初始化项目，由ModelHub XC社区提供模型

Model: AI-ModelScope/DeepSeek-Coder-V2-Lite-Instruct Source: Original Platform
2026-05-22 17:26:13 +08:00
commit b4b414c780
15 changed files with 207838 additions and 0 deletions
--- a/tokenization_deepseek_fast.py
+++ b/tokenization_deepseek_fast.py
@@ -0,0 +1,38 @@
+from typing import List, Optional, Union
+
+
+from transformers.models.llama import LlamaTokenizerFast
+
+
+class DeepseekTokenizerFast(LlamaTokenizerFast):
+
+    def convert_ids_to_tokens(
+        self, ids: Union[int, List[int]], skip_special_tokens: bool = False
+    ) -> Union[str, List[str]]:
+        """
+        Converts a single index or a sequence of indices in a token or a sequence of tokens, using the vocabulary and
+        added tokens.
+
+        Args:
+            ids (`int` or `List[int]`):
+                The token id (or token ids) to convert to tokens.

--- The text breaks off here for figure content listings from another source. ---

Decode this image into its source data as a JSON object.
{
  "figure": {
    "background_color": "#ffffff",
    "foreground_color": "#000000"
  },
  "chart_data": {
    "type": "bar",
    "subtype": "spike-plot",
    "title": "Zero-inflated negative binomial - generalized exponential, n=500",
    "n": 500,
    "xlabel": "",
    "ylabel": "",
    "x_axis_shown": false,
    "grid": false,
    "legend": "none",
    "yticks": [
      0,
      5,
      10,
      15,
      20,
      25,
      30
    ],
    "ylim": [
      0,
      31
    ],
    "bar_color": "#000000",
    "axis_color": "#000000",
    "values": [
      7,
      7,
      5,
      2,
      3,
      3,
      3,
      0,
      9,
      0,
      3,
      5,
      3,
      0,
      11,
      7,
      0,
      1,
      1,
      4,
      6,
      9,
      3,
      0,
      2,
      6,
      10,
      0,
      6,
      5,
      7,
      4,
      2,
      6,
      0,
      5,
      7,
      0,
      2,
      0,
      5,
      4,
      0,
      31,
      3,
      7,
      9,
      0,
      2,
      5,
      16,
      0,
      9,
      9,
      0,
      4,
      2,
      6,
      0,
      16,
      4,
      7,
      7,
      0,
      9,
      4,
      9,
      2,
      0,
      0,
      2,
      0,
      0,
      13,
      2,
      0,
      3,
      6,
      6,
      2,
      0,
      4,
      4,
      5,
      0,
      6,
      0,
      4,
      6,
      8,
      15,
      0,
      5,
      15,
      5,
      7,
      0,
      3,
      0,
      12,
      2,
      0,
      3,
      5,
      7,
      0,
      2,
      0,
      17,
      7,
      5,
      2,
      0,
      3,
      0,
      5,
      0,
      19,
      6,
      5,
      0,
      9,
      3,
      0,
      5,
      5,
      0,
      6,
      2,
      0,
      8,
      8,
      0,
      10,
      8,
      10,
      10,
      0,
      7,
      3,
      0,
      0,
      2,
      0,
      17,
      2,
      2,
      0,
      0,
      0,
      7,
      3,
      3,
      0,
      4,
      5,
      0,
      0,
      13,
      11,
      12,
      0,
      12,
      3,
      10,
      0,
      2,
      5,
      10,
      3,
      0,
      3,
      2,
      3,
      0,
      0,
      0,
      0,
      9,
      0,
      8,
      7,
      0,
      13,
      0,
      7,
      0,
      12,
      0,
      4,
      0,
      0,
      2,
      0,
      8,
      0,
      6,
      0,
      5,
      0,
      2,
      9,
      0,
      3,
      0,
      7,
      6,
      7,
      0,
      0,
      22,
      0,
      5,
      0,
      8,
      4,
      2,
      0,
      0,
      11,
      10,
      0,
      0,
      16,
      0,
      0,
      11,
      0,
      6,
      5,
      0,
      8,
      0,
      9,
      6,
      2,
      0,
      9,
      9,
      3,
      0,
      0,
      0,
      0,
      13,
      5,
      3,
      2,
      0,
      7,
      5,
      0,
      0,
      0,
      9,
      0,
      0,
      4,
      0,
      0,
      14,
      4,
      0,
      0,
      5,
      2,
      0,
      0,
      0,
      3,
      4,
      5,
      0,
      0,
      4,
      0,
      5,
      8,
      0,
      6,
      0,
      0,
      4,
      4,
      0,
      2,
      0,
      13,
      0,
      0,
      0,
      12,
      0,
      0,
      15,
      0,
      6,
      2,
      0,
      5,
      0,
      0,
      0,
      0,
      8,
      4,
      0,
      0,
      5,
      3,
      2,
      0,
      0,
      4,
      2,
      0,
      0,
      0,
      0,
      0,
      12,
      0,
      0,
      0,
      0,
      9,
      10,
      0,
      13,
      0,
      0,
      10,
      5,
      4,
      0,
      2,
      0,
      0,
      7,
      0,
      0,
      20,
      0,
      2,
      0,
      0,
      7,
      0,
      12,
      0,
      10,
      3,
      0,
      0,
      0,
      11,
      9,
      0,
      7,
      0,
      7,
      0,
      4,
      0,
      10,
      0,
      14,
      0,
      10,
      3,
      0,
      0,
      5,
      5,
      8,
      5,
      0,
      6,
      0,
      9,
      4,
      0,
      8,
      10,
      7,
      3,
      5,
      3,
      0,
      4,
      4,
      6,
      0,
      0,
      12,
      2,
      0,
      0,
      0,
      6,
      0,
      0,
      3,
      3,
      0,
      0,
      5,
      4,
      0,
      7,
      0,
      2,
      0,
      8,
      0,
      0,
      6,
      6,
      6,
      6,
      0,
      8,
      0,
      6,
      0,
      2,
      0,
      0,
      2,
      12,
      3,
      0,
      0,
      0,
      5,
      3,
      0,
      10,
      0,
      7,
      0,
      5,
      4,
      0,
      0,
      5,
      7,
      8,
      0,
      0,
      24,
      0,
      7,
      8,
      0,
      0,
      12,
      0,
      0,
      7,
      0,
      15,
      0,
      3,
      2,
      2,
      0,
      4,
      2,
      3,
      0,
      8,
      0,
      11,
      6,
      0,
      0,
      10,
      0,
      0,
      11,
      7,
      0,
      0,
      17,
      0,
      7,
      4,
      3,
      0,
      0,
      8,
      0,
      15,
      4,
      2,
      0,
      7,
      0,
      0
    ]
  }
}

+            skip_special_tokens (`bool`, *optional*, defaults to `False`):
+                Whether or not to remove special tokens in the decoding.
+
+        Returns:
+            `str` or `List[str]`: The decoded token(s).
+        """
+        if isinstance(ids, int):
+            return self._convert_id_to_token(ids)
+        tokens = []
+        for index in ids:
+            index = int(index)
+            if skip_special_tokens and index in self.all_special_ids:
+                continue
+            token = self._tokenizer.id_to_token(index)
+            tokens.append(token if token is not None else "")
+        return tokens
+    
+    def _convert_id_to_token(self, index: int) -> Optional[str]:
+        token = self._tokenizer.id_to_token(int(index))
+        return token if token is not None else ""